TEMPO.CO, Jakarta - Telinga memiliki ambang batas bunyi-bunyian yang aman didengar. Bila kekerasan suara yang didengar melebihi batas aman dan terjadi terus-menerus, maka kondisi ini akan merusak organ pendengaran.
Baca juga:
Telinga Sakit Usai Penerbangan, Begini Proses Terjadinya
Cara Mendeteksi Gangguan Pendengaran pada Bayi Baru Dilahirkan
"Batas bunyi yang aman didengar adalah sampai 80 desibel dan durasinya tidak lebih dari 8 jam sehari, setelah itu harus ada kompensasi istirahat buat telinga dengan tempo yang sama, yaitu 8 jam," ujar ahli audio-vestibular yang juga dokter spesialis telinga hidung dan tenggorokkan dari Rumah Sakit Premiere Bintaro, Siti Faisa di Cochlea Training and Experience Center atau CTEC.
Bila bunyi yang didengarkan di atas 80 desibel, harus ada tambahan kompensasi istirahat telinga. Faisa mencontohkan, jika bunyi yang didengarkan 90 desibel, maka waktu istirahat telinganya harus ditambah 4 jam menjadi 12 jam. "Kompensasi ini ada perhitungan logaritmanya. Setiap naik 10 desibel, waktu istirahat telinga juga bertambah setengah dari waktu di rentang desibel sebelumnya," kata Faisa.

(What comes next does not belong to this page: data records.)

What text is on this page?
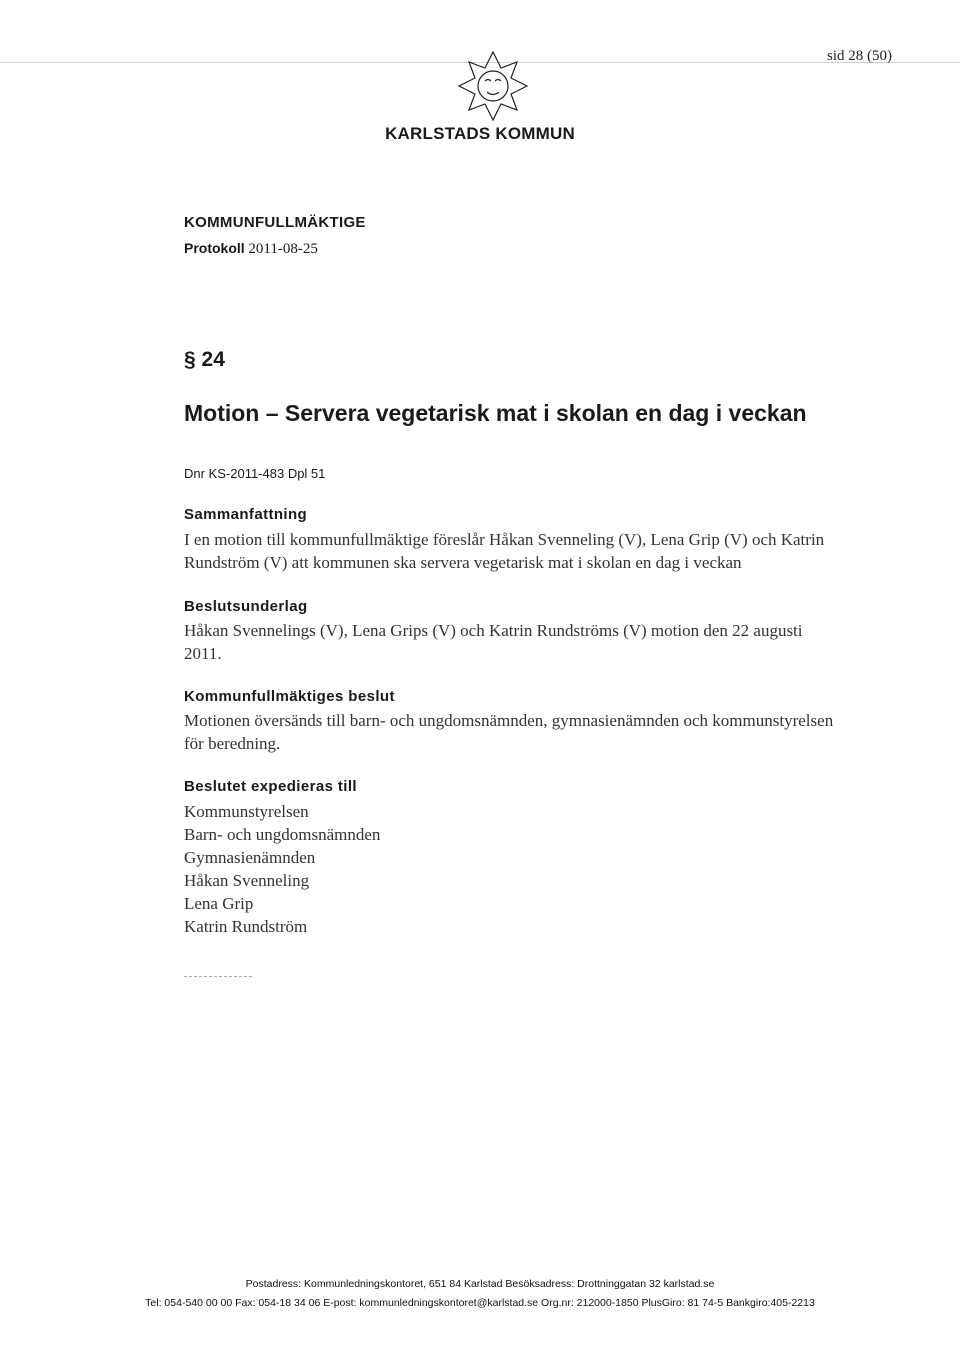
sid 28 (50)
KARLSTADS KOMMUN
KOMMUNFULLMÄKTIGE
Protokoll 2011-08-25
§ 24
Motion – Servera vegetarisk mat i skolan en dag i veckan
Dnr KS-2011-483 Dpl 51
Sammanfattning
I en motion till kommunfullmäktige föreslår Håkan Svenneling (V), Lena Grip (V) och Katrin Rundström (V) att kommunen ska servera vegetarisk mat i skolan en dag i veckan
Beslutsunderlag
Håkan Svennelings (V), Lena Grips (V) och Katrin Rundströms (V) motion den 22 augusti 2011.
Kommunfullmäktiges beslut
Motionen översänds till barn- och ungdomsnämnden, gymnasienämnden och kommunstyrelsen för beredning.
Beslutet expedieras till
Kommunstyrelsen
Barn- och ungdomsnämnden
Gymnasienämnden
Håkan Svenneling
Lena Grip
Katrin Rundström
Postadress: Kommunledningskontoret, 651 84 Karlstad Besöksadress: Drottninggatan 32 karlstad.se
Tel: 054-540 00 00 Fax: 054-18 34 06 E-post: kommunledningskontoret@karlstad.se Org.nr: 212000-1850 PlusGiro: 81 74-5 Bankgiro:405-2213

Ilustrasi anak menutup telinga. shutterstock.com
Kompensasi istirahat telinga bukan berarti tidak boleh mendengar bunyi sama sekali, melainkan hanya mendengar bunyi di bawah 80 desibel. Karena itu, istirahat telinga sebaiknya tidak dilakukan di tempat yang berisik, seperti bengkel, mall dengan musik yang ingar-bingar, jalanan yang macet, dan dekat orang yang berteriak.

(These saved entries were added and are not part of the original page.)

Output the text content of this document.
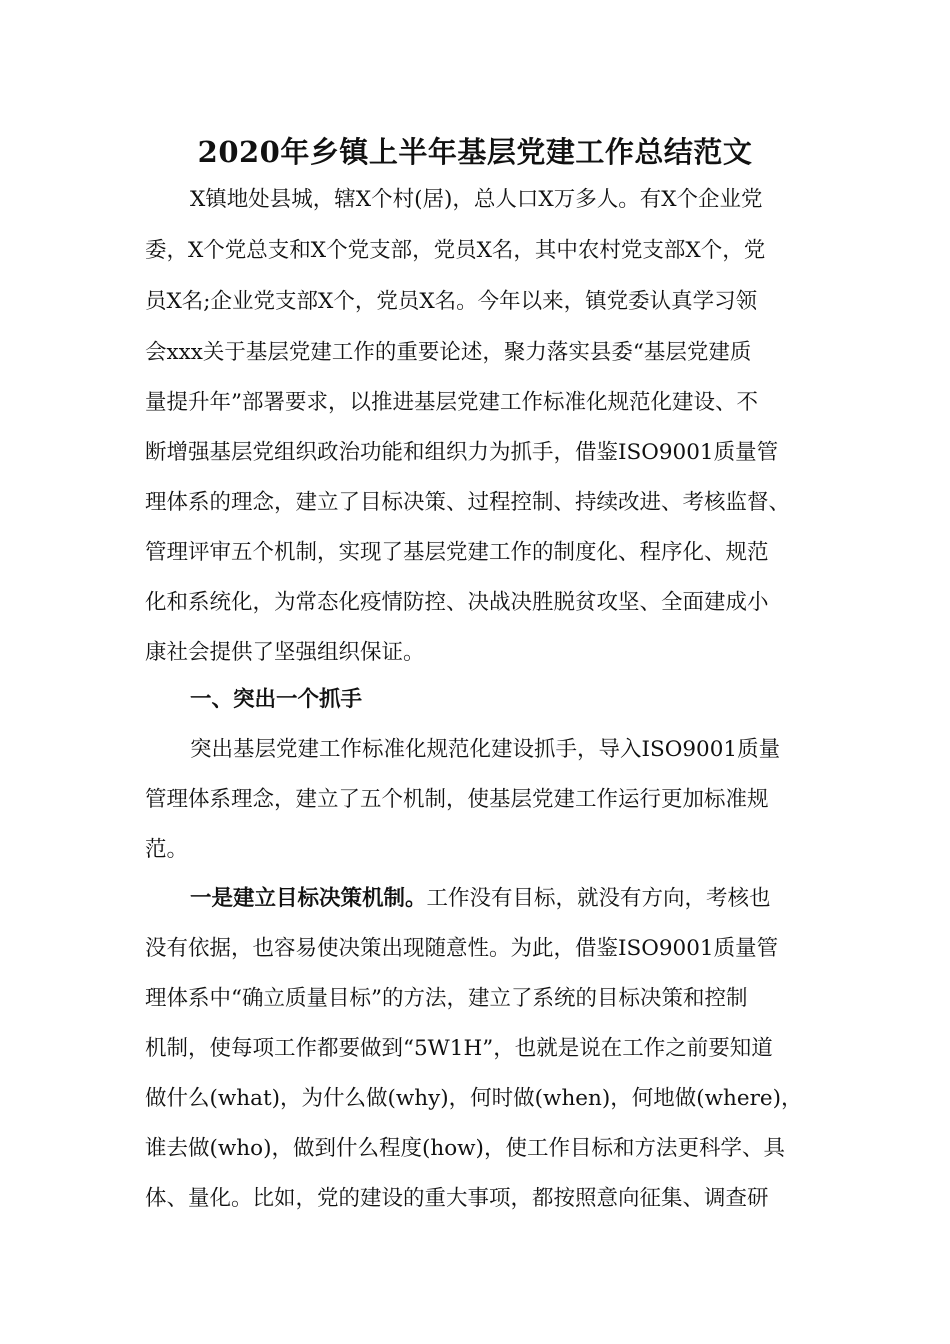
2020年乡镇上半年基层党建工作总结范文
X镇地处县城，辖X个村(居)，总人口X万多人。有X个企业党
委，X个党总支和X个党支部，党员X名，其中农村党支部X个，党
员X名;企业党支部X个，党员X名。今年以来，镇党委认真学习领
会xxx关于基层党建工作的重要论述，聚力落实县委“基层党建质
量提升年”部署要求，以推进基层党建工作标准化规范化建设、不
断增强基层党组织政治功能和组织力为抓手，借鉴ISO9001质量管
理体系的理念，建立了目标决策、过程控制、持续改进、考核监督、
管理评审五个机制，实现了基层党建工作的制度化、程序化、规范
化和系统化，为常态化疫情防控、决战决胜脱贫攻坚、全面建成小
康社会提供了坚强组织保证。
一、突出一个抓手
突出基层党建工作标准化规范化建设抓手，导入ISO9001质量
管理体系理念，建立了五个机制，使基层党建工作运行更加标准规
范。
一是建立目标决策机制。工作没有目标，就没有方向，考核也
没有依据，也容易使决策出现随意性。为此，借鉴ISO9001质量管
理体系中“确立质量目标”的方法，建立了系统的目标决策和控制
机制，使每项工作都要做到“5W1H”，也就是说在工作之前要知道
做什么(what)，为什么做(why)，何时做(when)，何地做(where)，
谁去做(who)，做到什么程度(how)，使工作目标和方法更科学、具
体、量化。比如，党的建设的重大事项，都按照意向征集、调查研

Ketentuan untuk mengistirahatkan telinga ini berlaku pada semua kegiatan, termasuk pekerjaan yang beresiko terpapar suara keras, seperti pengeboran, atlet menembak, musikus, dan petugas terminal bandara. Menurut Faisa, orang yang melakukan pekerjaan ini harus dilengkapi alat pelindung dan shelter untuk mengistirahatkan telinga.